1. Field of the Invention
The present invention relates to very fine cell polyether polyurethane foams and processes for producing the same.
2. Description of the Prior Art
Cellular polymers are prepared by generating a gas during the polymerization of a normally plastic or liquid reaction mixture. The gas causes foaming of the reaction mixture until a polymer sets or gels into a cellular structure known as a foam.

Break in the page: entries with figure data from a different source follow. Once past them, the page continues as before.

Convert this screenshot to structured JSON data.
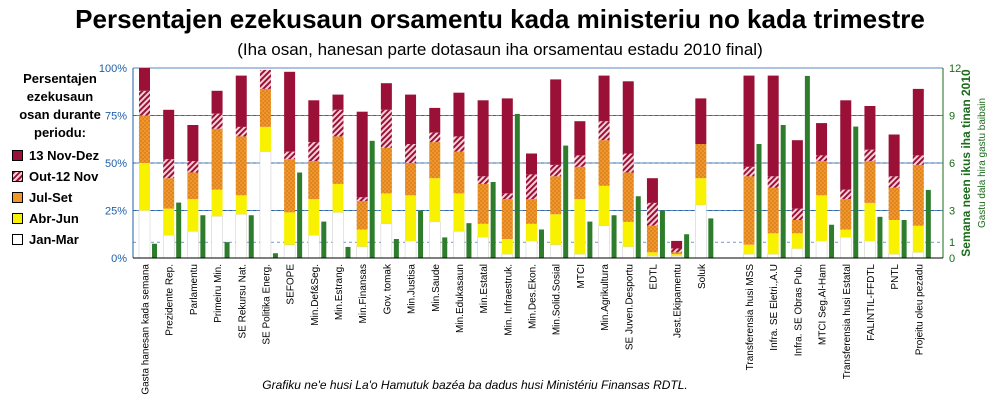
{
  "title": "Persentajen ezekusaun orsamentu kada ministeriu no kada trimestre",
  "subtitle": "(Iha osan, hanesan parte dotasaun iha orsamentau estadu 2010 final)",
  "legend_title": "Persentajen ezekusaun osan durante periodu:",
  "legend": [
    {
      "label": "13 Nov-Dez",
      "color": "#9b1036"
    },
    {
      "label": "Out-12 Nov",
      "color": "#9b1036"
    },
    {
      "label": "Jul-Set",
      "color": "#f0962a"
    },
    {
      "label": "Abr-Jun",
      "color": "#f8f200"
    },
    {
      "label": "Jan-Mar",
      "color": "#ffffff"
    }
  ],
  "footnote": "Grafiku ne'e husi La'o Hamutuk bazéa ba dadus husi Ministériu Finansas RDTL.",
  "chart_data": {
    "type": "bar",
    "categories": [
      "Gasta hanesan kada semana",
      "Prezidente Rep.",
      "Parlamentu",
      "Primeiru Min.",
      "SE Rekursu Nat.",
      "SE Politika Energ.",
      "SEFOPE",
      "Min.Def&Seg.",
      "Min.Estrang.",
      "Min.Finansas",
      "Gov. tomak",
      "Min.Justisa",
      "Min.Saude",
      "Min.Edukasaun",
      "Min.Estatal",
      "Min. Infraestruk.",
      "Min.Des.Ekon.",
      "Min.Solid.Sosial",
      "MTCI",
      "Min.Agrikultura",
      "SE Juven.Desportu",
      "EDTL",
      "Jest.Ekipamentu",
      "Soluk",
      "Transferensia husi MSS",
      "Infra. SE Eletri.,A.U",
      "Infra. SE Obras Pub.",
      "MTCI Seg.Al-Ham",
      "Transferensia husi Estatal",
      "FALINTIL-FFDTL",
      "PNTL",
      "Projeitu oleu pezadu"
    ],
    "gaps_after": [
      23
    ],
    "series": [
      {
        "name": "Jan-Mar",
        "values": [
          25,
          12,
          14,
          22,
          23,
          56,
          7,
          12,
          24,
          6,
          18,
          9,
          19,
          14,
          11,
          2,
          9,
          7,
          2,
          17,
          6,
          1,
          1,
          28,
          2,
          2,
          5,
          9,
          11,
          9,
          2,
          3
        ]
      },
      {
        "name": "Abr-Jun",
        "values": [
          25,
          14,
          17,
          14,
          10,
          13,
          17,
          19,
          15,
          9,
          16,
          24,
          23,
          20,
          7,
          8,
          9,
          16,
          29,
          21,
          13,
          2,
          1,
          14,
          5,
          11,
          8,
          24,
          4,
          20,
          18,
          14
        ]
      },
      {
        "name": "Jul-Set",
        "values": [
          25,
          16,
          14,
          32,
          31,
          20,
          28,
          20,
          25,
          15,
          24,
          17,
          19,
          22,
          21,
          21,
          13,
          20,
          17,
          24,
          26,
          14,
          1,
          18,
          36,
          24,
          7,
          18,
          16,
          22,
          17,
          32
        ]
      },
      {
        "name": "Out-12 Nov",
        "values": [
          13,
          10,
          6,
          8,
          5,
          10,
          4,
          10,
          14,
          2,
          20,
          10,
          5,
          8,
          4,
          3,
          13,
          6,
          6,
          10,
          10,
          12,
          2,
          0,
          5,
          6,
          6,
          3,
          5,
          6,
          6,
          5
        ]
      },
      {
        "name": "13 Nov-Dez",
        "values": [
          12,
          26,
          19,
          12,
          27,
          0,
          42,
          22,
          8,
          45,
          14,
          26,
          13,
          23,
          40,
          50,
          11,
          45,
          18,
          24,
          38,
          13,
          4,
          24,
          48,
          53,
          36,
          17,
          47,
          23,
          22,
          35
        ]
      }
    ],
    "weekly_series": {
      "name": "Semana neen ikus iha tinan 2010",
      "values": [
        0.9,
        3.5,
        2.7,
        1.0,
        2.7,
        0.3,
        5.4,
        2.3,
        0.7,
        7.4,
        1.2,
        3.0,
        1.3,
        2.2,
        4.8,
        9.1,
        1.8,
        7.1,
        2.3,
        2.7,
        3.9,
        3.0,
        1.5,
        2.5,
        7.2,
        8.4,
        11.5,
        2.1,
        8.3,
        2.6,
        2.4,
        4.3
      ]
    },
    "ylim": [
      0,
      100
    ],
    "y_ticks": [
      "0%",
      "25%",
      "50%",
      "75%",
      "100%"
    ],
    "y2lim": [
      0,
      12
    ],
    "y2_ticks": [
      "0",
      "1",
      "3",
      "6",
      "9",
      "12"
    ],
    "y2label": "Semana neen ikus iha tinan 2010",
    "y2label_sub": "Gastu dala hira gastu baibain",
    "grid": true,
    "colors": {
      "q1": "#ffffff",
      "q2": "#f8f200",
      "q3": "#f0962a",
      "q3_dot": "#c56d12",
      "q4a": "#9b1036",
      "q4a_bg": "#f7cfd6",
      "q4b": "#9b1036",
      "weekly": "#2d7d2d",
      "grid": "#1f5fa8",
      "axis_left": "#1f5fa8",
      "axis_right": "#1a6b1a"
    }
  }
}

Polyurethane foams are prepared by reacting, in the presence of a blowing agent, polyisocyanates with active hydrogen containing substances such as hydroxyl containing polyesters and polyethers. Catalysts, such as organo-tin compounds and tertiary amines, and foam stabilizing surfactant/emulsifiers, such as silicone oils, are usually incorporated in the reaction mixture to control reaction rate, cell size and porosity. Due to the excellent properties of polyurethane foams, the usage of these foams for various applications has greatly increased over the last twenty to thirty years. For example, flexible polyurethane foam is used widely in comfort cushions (furniture, bedding, automotive); in textile (apparel, blankets); in industrial packaging and in insulation; as well as in household furnishings and the like. The versatility of polyurethane foam results in substantial part from the nature and variety of the starting materials as well as the manner in which the starting materials and the resultant foam are processed. Foams ranging widely in their properties--in density and stiffness, in tensile and tear, in resistance to compression set and fatigue, in flexibility and resilience, in durability and toughness and in hysteresis and char formation when exposed to flame--are obtained by selection and variation of the starting materials and processing conditions.
Many applications require polyurethane foam which is fine celled. For example, cosmetic applicators are made of fine celled polyester polyurethane foams which have a soft tactile feel. Some filter applications require fine cell foam to achieve a required pressure drop. It is known in the industry that the fatigue resistance of polyurethane carpet cushions is improved if the foam is made as fine celled as possible. Current state-of-the-art foams achieve a fine cell structure with about 87 pores (cell faces) per linear inch. A finer cell size is not obtainable using current mechanical techniques.
This invention achieves pore sizes in excess of 87 pores per linear inch by a chemical method. The conventionally used toluene diisocyanate is completely or partially replaced by an isocyanate based on diphenyl methane diisocyanate and polymeric versions thereof. This type of isocyanate also provides the advantage of producing higher load bearing foams with reduced amounts of graft polyols.